I’m taking a long time to get to my point, as it were, but the history is important.
BBS’s adopted to new platforms relatively effortlessly. As long as you had a relatively standards based comm program for whatever computer you had, and a modem that "spoke" the right language (command set) you could get online with other folk. You could talk with them or even insult them remotely. You could even send the hawt chicks ASCII roses like this:
By 1993 I was rocking a 386/40mhz from AMD with 8 megs of RAM and a 14.4 modem. I was also connecting to something on the order of 8 BBS’s a day to keep up with various friends and online discussions and news reports, etc.
Needless to say, the internet wiped all that away. Suddenly there was one single connection, and you could reach anybody. And you didn’t have to disconnect for the next person to get on. I never realized just how inefficient the entire BBS system was, even though some of them tried to interlink to cut down on the one off nature of it all.
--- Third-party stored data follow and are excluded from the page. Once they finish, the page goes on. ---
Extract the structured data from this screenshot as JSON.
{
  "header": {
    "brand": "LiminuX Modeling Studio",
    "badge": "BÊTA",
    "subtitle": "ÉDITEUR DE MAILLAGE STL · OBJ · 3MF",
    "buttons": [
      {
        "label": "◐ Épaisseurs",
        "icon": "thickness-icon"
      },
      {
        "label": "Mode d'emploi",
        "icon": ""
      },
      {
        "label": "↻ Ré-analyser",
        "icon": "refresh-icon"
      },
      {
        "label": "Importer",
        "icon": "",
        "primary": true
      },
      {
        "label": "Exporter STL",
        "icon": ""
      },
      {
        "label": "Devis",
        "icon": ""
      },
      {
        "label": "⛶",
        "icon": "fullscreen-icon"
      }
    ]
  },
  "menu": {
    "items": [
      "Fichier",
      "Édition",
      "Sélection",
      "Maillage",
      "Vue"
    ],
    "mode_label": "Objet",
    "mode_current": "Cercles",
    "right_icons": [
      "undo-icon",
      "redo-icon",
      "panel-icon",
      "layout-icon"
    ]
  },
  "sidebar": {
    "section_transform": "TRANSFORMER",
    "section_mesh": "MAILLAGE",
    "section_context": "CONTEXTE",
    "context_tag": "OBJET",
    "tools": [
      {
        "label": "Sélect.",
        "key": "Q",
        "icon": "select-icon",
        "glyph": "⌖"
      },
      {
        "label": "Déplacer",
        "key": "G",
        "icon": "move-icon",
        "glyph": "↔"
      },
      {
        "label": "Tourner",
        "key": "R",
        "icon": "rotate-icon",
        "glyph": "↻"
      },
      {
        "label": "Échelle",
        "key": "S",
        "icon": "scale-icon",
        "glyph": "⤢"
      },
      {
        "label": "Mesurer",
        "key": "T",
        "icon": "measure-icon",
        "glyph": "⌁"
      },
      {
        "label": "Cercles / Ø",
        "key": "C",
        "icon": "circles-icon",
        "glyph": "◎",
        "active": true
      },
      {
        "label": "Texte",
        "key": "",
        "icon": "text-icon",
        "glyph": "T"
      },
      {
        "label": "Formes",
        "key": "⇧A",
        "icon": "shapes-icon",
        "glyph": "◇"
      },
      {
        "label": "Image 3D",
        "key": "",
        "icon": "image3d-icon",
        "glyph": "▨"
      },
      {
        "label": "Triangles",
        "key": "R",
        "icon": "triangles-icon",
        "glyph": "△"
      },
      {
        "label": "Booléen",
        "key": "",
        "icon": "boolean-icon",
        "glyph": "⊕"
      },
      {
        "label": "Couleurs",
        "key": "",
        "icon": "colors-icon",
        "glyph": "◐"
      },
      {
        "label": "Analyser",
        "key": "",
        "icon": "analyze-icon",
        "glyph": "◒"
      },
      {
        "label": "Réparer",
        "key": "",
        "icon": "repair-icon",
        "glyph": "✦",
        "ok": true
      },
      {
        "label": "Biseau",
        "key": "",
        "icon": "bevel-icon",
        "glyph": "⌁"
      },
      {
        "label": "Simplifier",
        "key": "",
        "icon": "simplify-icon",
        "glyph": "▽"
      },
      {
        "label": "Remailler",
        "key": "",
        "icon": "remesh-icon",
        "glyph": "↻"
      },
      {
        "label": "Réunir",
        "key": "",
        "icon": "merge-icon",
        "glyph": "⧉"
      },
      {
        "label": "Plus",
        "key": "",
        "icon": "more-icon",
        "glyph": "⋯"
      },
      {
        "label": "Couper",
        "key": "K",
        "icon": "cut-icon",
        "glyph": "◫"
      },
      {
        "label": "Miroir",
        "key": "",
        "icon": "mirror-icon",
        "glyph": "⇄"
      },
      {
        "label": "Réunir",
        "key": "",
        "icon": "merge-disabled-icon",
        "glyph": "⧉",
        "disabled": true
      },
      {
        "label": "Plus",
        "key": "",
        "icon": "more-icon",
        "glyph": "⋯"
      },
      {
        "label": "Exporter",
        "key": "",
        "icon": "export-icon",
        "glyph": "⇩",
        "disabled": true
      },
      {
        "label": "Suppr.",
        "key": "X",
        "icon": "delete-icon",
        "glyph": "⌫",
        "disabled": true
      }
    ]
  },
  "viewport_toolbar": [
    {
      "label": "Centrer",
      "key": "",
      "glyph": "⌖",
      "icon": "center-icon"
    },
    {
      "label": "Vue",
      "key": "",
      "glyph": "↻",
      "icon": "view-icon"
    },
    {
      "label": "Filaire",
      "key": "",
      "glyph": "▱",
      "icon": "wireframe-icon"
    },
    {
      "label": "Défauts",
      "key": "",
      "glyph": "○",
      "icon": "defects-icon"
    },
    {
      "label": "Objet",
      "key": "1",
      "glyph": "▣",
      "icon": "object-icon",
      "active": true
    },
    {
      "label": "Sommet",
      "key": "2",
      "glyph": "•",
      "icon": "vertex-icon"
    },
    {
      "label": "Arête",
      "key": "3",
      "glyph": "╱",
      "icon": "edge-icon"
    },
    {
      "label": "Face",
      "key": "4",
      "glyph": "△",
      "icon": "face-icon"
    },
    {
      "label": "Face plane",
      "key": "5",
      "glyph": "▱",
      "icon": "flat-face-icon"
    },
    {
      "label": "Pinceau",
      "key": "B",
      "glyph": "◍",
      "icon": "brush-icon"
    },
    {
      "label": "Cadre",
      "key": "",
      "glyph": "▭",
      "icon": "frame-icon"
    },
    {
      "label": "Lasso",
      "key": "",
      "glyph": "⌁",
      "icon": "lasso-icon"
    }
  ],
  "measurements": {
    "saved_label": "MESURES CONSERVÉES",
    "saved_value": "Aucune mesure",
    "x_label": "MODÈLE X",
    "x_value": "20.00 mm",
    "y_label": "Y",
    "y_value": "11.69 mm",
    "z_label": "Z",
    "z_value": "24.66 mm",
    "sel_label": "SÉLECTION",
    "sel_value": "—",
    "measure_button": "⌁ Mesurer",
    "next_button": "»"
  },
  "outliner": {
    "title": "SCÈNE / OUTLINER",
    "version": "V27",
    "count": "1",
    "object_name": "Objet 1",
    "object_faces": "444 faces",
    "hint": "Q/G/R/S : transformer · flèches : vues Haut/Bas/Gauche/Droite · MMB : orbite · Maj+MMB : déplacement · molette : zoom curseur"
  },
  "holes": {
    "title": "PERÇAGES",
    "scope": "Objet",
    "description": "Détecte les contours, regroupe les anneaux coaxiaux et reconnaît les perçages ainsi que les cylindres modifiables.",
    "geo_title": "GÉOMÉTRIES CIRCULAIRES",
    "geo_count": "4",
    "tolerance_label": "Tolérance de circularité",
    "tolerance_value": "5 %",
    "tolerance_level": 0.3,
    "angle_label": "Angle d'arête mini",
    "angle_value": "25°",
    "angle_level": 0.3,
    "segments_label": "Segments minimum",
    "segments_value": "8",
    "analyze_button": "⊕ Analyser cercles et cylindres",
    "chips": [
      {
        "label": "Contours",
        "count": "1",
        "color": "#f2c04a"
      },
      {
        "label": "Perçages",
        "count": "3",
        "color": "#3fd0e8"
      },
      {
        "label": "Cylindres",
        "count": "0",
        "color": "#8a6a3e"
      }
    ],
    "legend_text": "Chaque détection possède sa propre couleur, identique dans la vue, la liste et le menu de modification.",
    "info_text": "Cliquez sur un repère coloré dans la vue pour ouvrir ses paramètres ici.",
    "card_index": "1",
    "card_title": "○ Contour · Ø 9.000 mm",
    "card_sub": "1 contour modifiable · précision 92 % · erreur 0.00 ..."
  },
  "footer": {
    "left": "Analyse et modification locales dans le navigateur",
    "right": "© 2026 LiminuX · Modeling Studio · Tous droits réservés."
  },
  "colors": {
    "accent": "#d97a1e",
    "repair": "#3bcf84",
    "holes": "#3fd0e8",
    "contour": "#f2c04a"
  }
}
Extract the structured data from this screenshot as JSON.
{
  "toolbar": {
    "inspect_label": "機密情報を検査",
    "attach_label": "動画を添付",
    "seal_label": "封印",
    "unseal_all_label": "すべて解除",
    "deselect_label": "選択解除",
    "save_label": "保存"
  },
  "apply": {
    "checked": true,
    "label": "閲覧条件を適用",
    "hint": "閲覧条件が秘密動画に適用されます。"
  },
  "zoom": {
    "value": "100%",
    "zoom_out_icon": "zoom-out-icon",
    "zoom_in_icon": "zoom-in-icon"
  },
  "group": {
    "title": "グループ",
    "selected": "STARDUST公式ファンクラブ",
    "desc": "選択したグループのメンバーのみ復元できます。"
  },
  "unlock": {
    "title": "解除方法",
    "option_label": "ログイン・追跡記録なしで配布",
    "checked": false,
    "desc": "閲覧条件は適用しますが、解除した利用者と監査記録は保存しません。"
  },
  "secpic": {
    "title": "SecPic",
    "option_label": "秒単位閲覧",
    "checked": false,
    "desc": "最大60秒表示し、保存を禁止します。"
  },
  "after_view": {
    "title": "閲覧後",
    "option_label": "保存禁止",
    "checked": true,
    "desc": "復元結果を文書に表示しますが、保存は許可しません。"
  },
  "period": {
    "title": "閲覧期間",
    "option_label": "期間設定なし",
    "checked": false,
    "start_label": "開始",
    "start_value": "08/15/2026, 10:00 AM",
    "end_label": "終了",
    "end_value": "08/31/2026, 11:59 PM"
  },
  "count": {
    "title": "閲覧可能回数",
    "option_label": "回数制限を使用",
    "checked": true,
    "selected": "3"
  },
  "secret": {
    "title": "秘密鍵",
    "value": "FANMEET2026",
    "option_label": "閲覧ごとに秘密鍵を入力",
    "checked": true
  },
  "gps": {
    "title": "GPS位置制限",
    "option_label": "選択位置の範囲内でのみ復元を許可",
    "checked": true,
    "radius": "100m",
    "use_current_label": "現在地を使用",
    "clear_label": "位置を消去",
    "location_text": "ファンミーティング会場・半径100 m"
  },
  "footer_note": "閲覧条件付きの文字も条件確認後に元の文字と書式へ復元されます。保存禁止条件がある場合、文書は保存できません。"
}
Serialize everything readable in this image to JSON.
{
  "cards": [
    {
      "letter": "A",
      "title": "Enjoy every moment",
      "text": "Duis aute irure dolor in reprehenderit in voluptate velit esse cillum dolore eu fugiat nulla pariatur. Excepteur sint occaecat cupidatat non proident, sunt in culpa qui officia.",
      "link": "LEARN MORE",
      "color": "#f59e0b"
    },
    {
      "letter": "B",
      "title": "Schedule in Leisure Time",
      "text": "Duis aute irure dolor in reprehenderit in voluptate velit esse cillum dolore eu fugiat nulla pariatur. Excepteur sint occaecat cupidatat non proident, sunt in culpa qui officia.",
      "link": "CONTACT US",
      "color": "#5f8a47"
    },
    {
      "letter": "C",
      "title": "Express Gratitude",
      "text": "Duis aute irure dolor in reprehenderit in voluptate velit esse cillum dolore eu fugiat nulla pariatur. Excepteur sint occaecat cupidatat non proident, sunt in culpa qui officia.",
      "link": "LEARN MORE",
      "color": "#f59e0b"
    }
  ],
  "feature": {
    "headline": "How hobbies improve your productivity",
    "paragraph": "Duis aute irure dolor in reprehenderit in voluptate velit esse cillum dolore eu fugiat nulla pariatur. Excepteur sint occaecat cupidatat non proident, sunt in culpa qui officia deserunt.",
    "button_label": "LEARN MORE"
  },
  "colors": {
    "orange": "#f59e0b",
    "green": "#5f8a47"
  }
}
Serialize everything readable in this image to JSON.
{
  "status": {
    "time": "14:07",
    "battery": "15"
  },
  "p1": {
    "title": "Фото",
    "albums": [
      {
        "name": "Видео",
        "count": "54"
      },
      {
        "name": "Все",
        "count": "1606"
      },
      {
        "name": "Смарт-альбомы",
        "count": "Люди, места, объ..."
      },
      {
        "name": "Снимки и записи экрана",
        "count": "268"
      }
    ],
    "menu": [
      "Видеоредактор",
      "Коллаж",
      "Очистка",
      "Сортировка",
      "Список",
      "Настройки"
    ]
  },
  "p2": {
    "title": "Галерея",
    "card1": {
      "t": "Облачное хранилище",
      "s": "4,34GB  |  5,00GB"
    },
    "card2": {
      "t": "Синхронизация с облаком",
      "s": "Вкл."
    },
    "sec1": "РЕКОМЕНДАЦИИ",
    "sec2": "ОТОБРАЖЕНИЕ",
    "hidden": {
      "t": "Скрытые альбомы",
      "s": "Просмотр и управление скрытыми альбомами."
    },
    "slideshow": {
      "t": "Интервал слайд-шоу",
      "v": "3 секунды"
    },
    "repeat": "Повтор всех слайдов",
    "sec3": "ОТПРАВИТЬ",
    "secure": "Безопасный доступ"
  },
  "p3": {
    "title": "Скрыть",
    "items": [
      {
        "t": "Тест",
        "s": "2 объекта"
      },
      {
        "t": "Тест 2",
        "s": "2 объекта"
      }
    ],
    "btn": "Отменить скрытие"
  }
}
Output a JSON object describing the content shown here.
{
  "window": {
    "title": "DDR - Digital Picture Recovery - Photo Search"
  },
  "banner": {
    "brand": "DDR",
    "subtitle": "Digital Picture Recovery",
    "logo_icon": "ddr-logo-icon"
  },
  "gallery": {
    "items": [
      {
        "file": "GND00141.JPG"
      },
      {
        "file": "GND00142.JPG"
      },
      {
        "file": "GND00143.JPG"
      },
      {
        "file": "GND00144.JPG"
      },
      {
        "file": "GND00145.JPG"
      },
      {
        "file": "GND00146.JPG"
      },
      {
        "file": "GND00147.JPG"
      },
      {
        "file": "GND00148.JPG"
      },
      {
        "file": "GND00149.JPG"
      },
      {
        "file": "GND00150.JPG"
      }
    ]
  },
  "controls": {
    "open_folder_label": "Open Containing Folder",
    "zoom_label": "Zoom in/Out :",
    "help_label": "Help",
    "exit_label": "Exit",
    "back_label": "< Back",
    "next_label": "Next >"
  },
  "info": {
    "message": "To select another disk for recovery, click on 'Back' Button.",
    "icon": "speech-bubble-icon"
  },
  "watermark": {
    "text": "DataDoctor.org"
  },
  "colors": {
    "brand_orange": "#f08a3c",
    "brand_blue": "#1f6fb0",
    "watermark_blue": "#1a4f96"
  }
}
Well, I didn’t realize it until now.
This brings me to the incredible amount of social networking/social media sites these days. Myspace, Facebook, Friendster, Twitter, IM in its various flavors…
I find I’m spending several hours keeping up with all my online peeps, who can’t really all talk to each other with their various real time presence information because even the aggregate sites don’t do all places.
And this despite owning my own damn domain where I post all my presence information.
I don’t know what’s going to be the unifying force that serves, like the Internet did, to link all these communities together (hey…maybe a universal owning of all SM servers using the DNS vuln to redirect them to socialmedialandingplace.com? hrmm) but I can’t help but feel, as a long time geek: All of this has happened before, and all of it will happen again.